Whether in a carefully curated room that is a fictional construct, in a natural habitat, or in a 2020 hybrid that’s ambiguous: successful zoomscapes often feature artwork and handicrafts that reflect the tastes of their owners and/or makers. The whole room itself is, similarly, a creative œuvre.

In the previous post, we saw a variety of rooms. The serious and sincere, the deeply personal, the honest and raw. The messy and lived-in. The overly-tidied, too smooth, glib, superficial; guessing what a viewer expected to see and manipulating an environment to fulfil or exceed expectations. The clean and flat. Rooms that looked like they had been interior-designed by someone else, or “staged” by a “real” “estate” person. Rooms that were too clean, as though cleaned professionally after an unfortunate gruesome incident. Rooms that showed no signs of humanity. And rooms that suggested they’d undergone serious work to humanise them, to try to look like a human being spent time there doing human things, that a human hand had cared for them, and that the hand and being were those of the person pictured there.

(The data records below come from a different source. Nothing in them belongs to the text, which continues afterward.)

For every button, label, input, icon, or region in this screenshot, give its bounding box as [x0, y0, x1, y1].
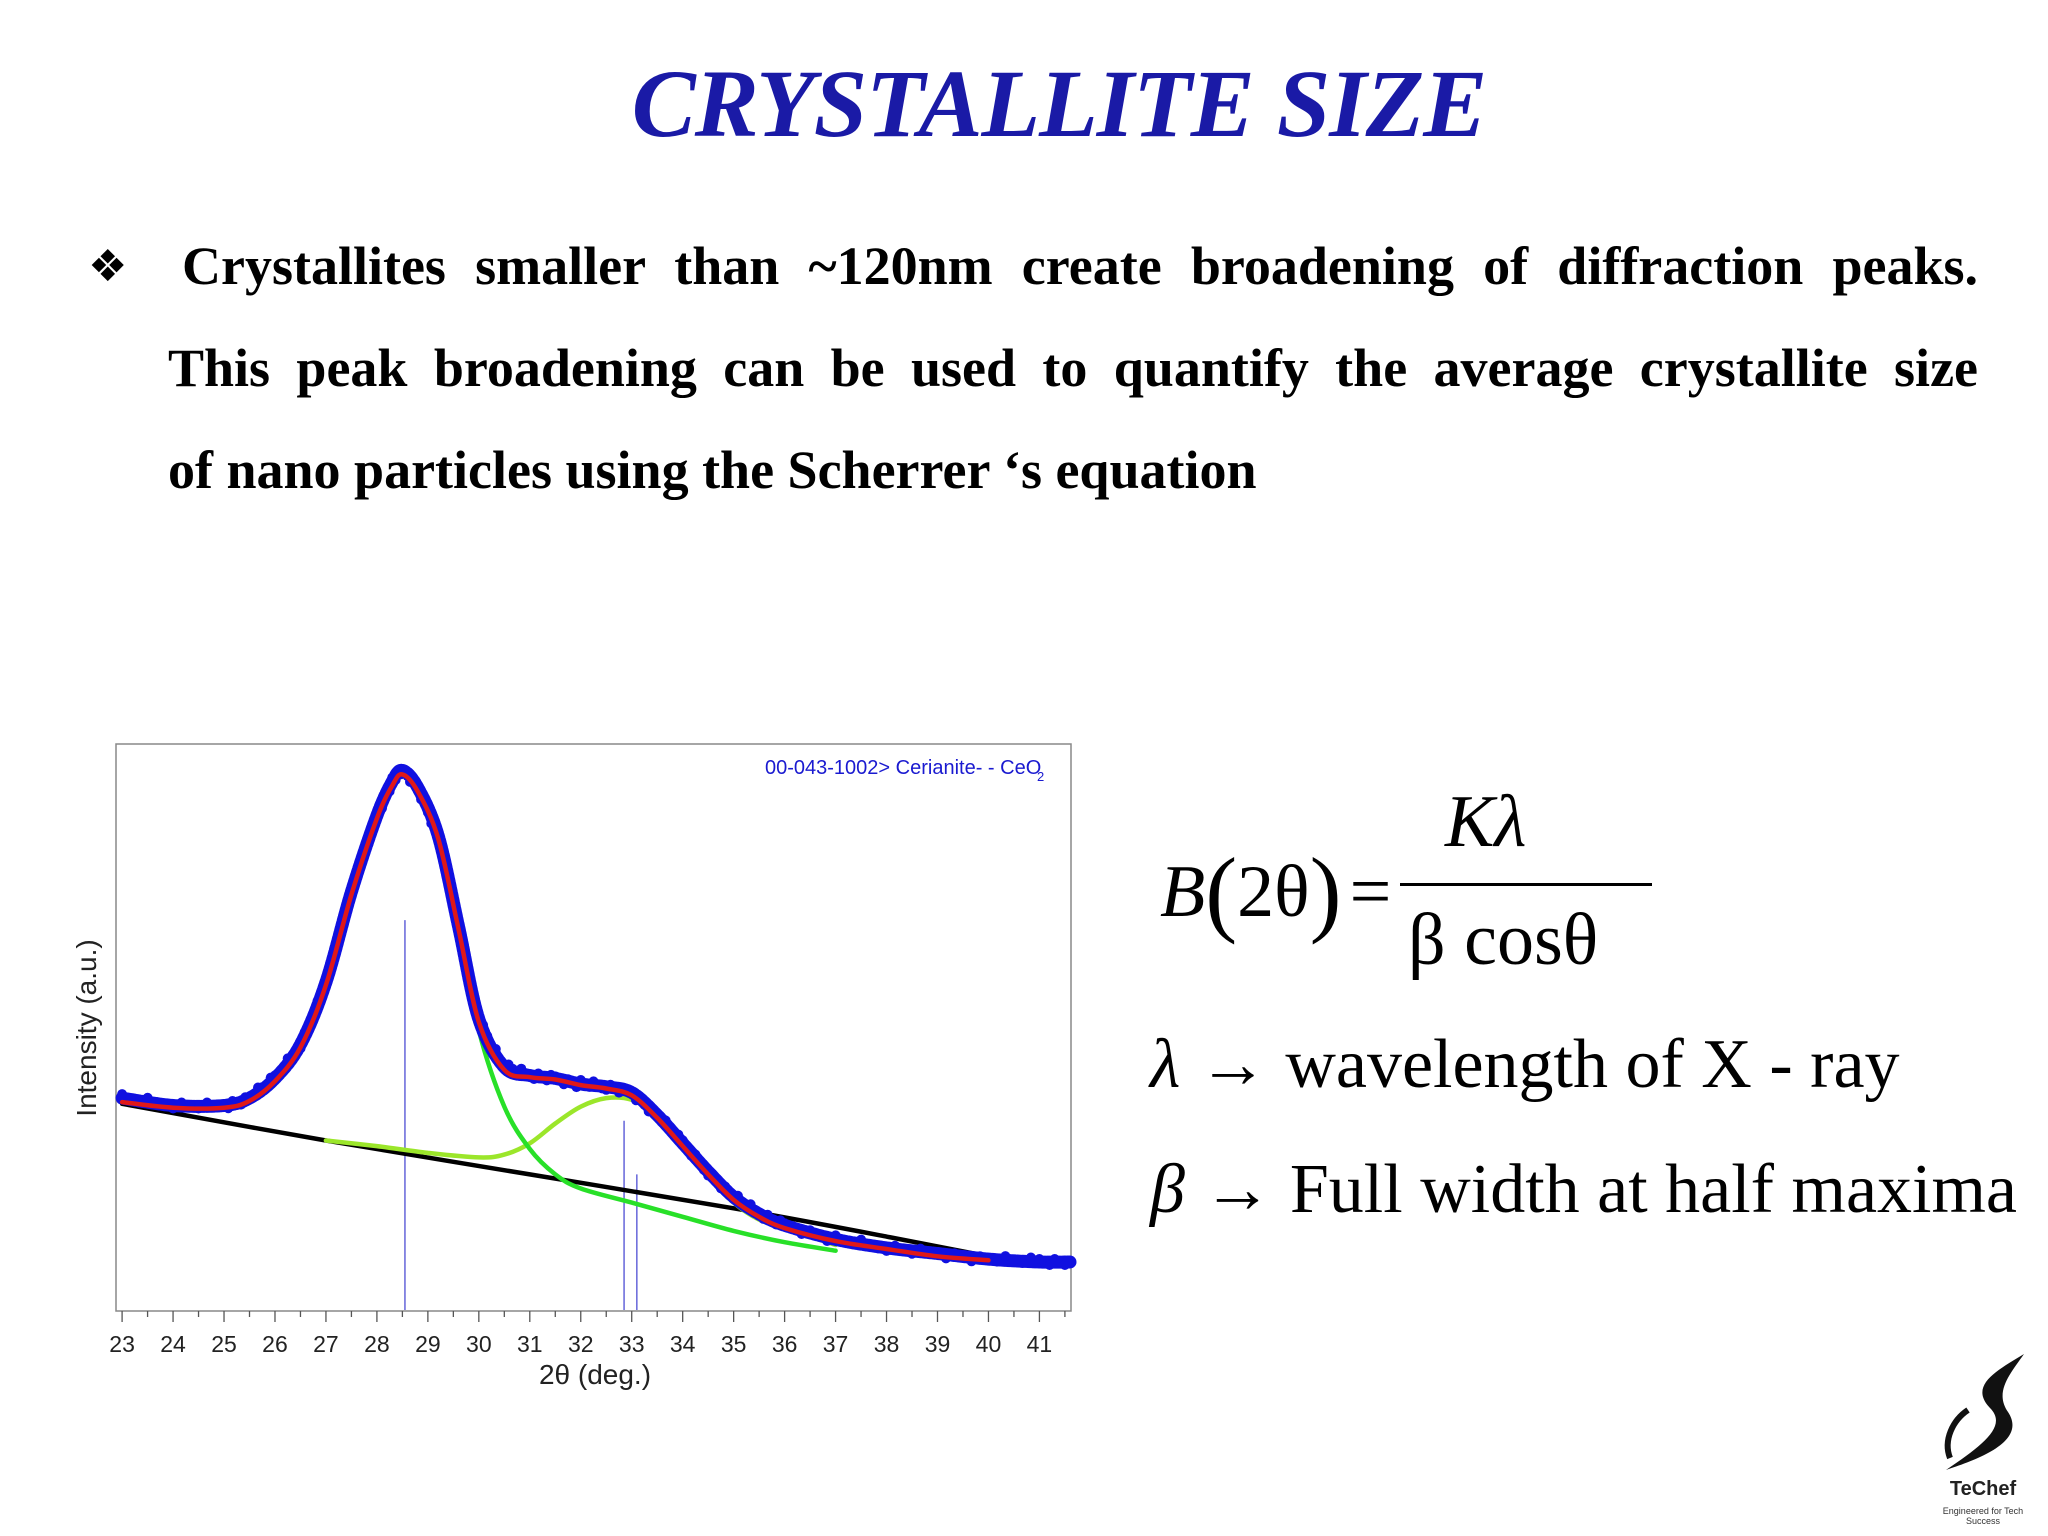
plot-frame: [115, 743, 1072, 1312]
x-tick-label: 23: [109, 1331, 135, 1357]
series-component-peak-1: [349, 772, 838, 1253]
series-baseline: [119, 1101, 991, 1259]
measured-point: [1017, 1258, 1028, 1268]
x-tick-label: 34: [670, 1331, 696, 1357]
x-tick-label: 36: [772, 1331, 798, 1357]
logo-s-icon: [1944, 1354, 2024, 1470]
measured-point: [856, 1234, 867, 1245]
beta-definition: β → Full width at half maxima: [1150, 1150, 2017, 1230]
equation-equals: =: [1349, 851, 1392, 933]
equation-lhs-arg: 2θ: [1237, 851, 1310, 933]
series-component-peak-2: [323, 1095, 838, 1248]
measured-point: [1000, 1251, 1011, 1262]
x-axis-label: 2θ (deg.): [539, 1359, 651, 1390]
chart-annotation: 00-043-1002> Cerianite- - CeO: [765, 757, 1041, 779]
measured-point: [142, 1092, 153, 1103]
measured-point: [1008, 1254, 1019, 1265]
x-tick-label: 37: [823, 1331, 849, 1357]
techef-logo: TeChef Engineered for Tech Success: [1928, 1350, 2038, 1530]
x-tick-label: 26: [262, 1331, 288, 1357]
bullet-line-2: This peak broadening can be used to quan…: [168, 338, 1978, 398]
x-tick-label: 31: [517, 1331, 543, 1357]
x-tick-label: 27: [313, 1331, 339, 1357]
fraction-bar: [1400, 883, 1652, 886]
arrow-right-icon: →: [1202, 1151, 1273, 1228]
x-tick-label: 28: [364, 1331, 390, 1357]
measured-point: [1059, 1260, 1070, 1270]
equation-numerator: Kλ: [1445, 781, 1527, 863]
logo-wordmark: TeChef: [1949, 1478, 2017, 1500]
lambda-symbol: λ: [1150, 1026, 1181, 1103]
x-tick-label: 24: [160, 1331, 186, 1357]
measured-point: [202, 1097, 212, 1108]
x-tick-label: 32: [568, 1331, 594, 1357]
slide-title: CRYSTALLITE SIZE: [631, 50, 1487, 157]
series-measured: [115, 763, 1077, 1269]
measured-point: [117, 1089, 128, 1100]
lambda-text: wavelength of X - ray: [1285, 1026, 1900, 1103]
beta-text: Full width at half maxima: [1289, 1151, 2017, 1228]
measured-point: [176, 1097, 187, 1108]
x-tick-label: 41: [1027, 1331, 1053, 1357]
x-tick-label: 29: [415, 1331, 441, 1357]
bullet-diamond-icon: ❖: [88, 241, 128, 292]
equation-denominator: β cosθ: [1408, 899, 1599, 981]
beta-symbol: β: [1150, 1151, 1185, 1228]
lambda-definition: λ → wavelength of X - ray: [1150, 1025, 1900, 1105]
measured-point: [992, 1256, 1002, 1267]
equation-lhs: B(2θ) =: [1160, 838, 1392, 945]
series-fit: [119, 772, 991, 1263]
x-tick-label: 39: [925, 1331, 951, 1357]
arrow-right-icon: →: [1197, 1026, 1268, 1103]
xrd-chart-svg: 23 24 25 26 27 28 29 30 31 32 33 34 35 36 37 38 39 40 41 0…: [71, 743, 1077, 1390]
x-tick-label: 33: [619, 1331, 645, 1357]
xrd-chart: 23 24 25 26 27 28 29 30 31 32 33 34 35 36 37 38 39 40 41 0…: [60, 730, 1090, 1410]
y-axis-label: Intensity (a.u.): [71, 939, 102, 1116]
measured-point: [830, 1230, 841, 1241]
bullet-line-1: Crystallites smaller than ~120nm create …: [182, 236, 1978, 296]
x-tick-label: 38: [874, 1331, 900, 1357]
equation-B: B: [1160, 851, 1206, 933]
x-tick-label: 35: [721, 1331, 747, 1357]
x-tick-label: 25: [211, 1331, 237, 1357]
measured-point: [915, 1243, 926, 1254]
scherrer-equation: B(2θ) = Kλ β cosθ λ → wavelength of X - r…: [1150, 780, 2030, 1280]
logo-tagline: Engineered for Tech Success: [1942, 1506, 2024, 1526]
measured-point: [1025, 1252, 1036, 1263]
chart-annotation-marker: 2: [1037, 769, 1044, 784]
bullet-line-3: of nano particles using the Scherrer ‘s …: [168, 440, 1257, 500]
x-tick-label: 30: [466, 1331, 492, 1357]
x-tick-label: 40: [976, 1331, 1002, 1357]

A common way to look human is to look like you have tastes, and perhaps even Taste. (This returns us to an earlier post where we talked about choices and decisions.) This is where Art might make an appearance in your zoomscape: be it actual works behind and around you in your zoomroom, or images used as zoom backgrounds. “Art” could include all manner of arts and crafts. You might have an embroidered cushion or a framed sampler bearing an inspirational message: a motto, a quotation, a slogan; something that is a source of comfort to you, that is close to your heart, that is a part of who you are that you would happily willingly share with others to bring that special human touch—that no money can buy or fake—to your online video work. Such messages may be all the more important during pandemic times; sharing them with others, to support them in turn, can be a noble act of generosity.